When correctly balanced to ground, the radiation from a feeder of this type with 12-inch spacing is virtually negligible up to 25 megacycles.

Frequently it is necessary to route several such feeders in parallel, as is done with telephone lines. The amount of cross talk that will occur depends upon the spacing between circuits and upon the cross section of any one circuit, the length of the run in parallel, and the selectivity of the load circuit. For a given amount of cross talk between feeders, the circuits can be placed nearer each other if they are arranged to have a common neutral plane (that is, arranged with one circuit above the other) rather than with all the lines in the same plane. The latter, however, is often more convenient, even though it is necessary to use greater spacing between circuits.

FIG. 4.21. Method of making a corner in a two-wire balanced line to maintain equal wire lengths.

To minimize cross talk, various transposition techniques may be applied as in ordinary telephony.

It is difficult to place any specific limitations on tolerable cross coupling between circuits.
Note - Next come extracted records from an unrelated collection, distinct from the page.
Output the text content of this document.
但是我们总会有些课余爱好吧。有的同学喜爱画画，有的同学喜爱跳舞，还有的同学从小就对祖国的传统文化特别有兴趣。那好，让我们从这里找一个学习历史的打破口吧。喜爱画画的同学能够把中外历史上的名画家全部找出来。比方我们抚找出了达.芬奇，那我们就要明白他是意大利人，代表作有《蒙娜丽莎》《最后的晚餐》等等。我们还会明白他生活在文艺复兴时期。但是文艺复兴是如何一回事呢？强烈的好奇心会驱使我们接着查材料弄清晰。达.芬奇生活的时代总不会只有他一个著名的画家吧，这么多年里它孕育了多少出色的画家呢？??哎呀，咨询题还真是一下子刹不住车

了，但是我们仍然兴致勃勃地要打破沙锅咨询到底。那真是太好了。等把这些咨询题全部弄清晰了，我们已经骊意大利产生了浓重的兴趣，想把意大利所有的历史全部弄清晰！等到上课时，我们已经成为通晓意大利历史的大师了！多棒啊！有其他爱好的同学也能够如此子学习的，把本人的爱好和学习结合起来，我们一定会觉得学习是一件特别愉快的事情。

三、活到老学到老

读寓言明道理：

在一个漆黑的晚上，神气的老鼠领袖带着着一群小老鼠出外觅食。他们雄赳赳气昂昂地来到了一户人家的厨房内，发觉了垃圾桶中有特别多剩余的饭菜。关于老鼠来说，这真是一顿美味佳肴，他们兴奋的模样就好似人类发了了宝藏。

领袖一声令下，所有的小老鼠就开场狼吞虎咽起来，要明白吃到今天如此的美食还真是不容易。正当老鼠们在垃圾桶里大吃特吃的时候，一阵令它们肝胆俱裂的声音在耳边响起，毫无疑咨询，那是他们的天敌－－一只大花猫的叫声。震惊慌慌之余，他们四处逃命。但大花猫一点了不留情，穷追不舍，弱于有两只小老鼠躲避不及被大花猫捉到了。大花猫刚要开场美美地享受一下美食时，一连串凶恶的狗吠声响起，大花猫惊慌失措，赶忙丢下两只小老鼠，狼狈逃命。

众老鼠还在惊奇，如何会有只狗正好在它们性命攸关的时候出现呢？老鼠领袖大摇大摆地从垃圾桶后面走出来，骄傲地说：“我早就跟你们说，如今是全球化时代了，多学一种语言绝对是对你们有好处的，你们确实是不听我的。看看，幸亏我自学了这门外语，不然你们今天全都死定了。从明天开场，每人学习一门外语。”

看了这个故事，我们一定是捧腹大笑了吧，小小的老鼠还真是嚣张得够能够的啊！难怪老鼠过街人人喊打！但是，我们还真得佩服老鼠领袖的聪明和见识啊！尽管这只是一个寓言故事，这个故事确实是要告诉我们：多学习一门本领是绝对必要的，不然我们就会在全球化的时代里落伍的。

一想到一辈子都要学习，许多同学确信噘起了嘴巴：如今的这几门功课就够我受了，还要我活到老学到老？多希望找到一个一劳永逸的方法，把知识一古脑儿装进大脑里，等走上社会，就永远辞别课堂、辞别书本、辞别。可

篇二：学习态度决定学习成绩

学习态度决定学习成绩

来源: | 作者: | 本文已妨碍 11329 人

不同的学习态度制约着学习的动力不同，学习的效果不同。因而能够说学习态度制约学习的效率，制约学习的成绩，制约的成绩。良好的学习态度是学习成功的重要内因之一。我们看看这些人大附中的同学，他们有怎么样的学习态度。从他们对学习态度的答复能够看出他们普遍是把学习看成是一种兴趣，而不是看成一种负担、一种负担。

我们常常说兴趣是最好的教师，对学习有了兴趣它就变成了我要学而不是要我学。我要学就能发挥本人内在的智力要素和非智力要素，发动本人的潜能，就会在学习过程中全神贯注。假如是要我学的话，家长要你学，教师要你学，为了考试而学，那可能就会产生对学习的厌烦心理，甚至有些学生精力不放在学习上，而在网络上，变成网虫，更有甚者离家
One might believe that two parallel feeders en route to two different antennas are quite isolated if the power induced into the adjacent circuit is 40 decibels below that in the main circuit.

FIG. 4.22. Plan view of a two-wire balanced feeder, including a bend where feeder is turned 90 degrees to maintain equal-length wires.

Yet if the antenna to which this cross talk is delivered has no selectivity to discriminate against this signal and radiates it with full antenna gain in some undesired direction, its effect can be undesirable and cause interference out of proportion to the actual power level. This sort of cross talk has not been studied much in the past, but if the most effective use of a crowded frequency spectrum is to be achieved in the future, far greater care will be needed to reduce cross talk between feeder and radiating systems. For the same reasons, directive antennas will require far greater suppression of radiations in undesired directions. Undoubtedly many existing feeder arrangements, if critically studied, would be found to have intolerable cross-talk ratios because of close proximity.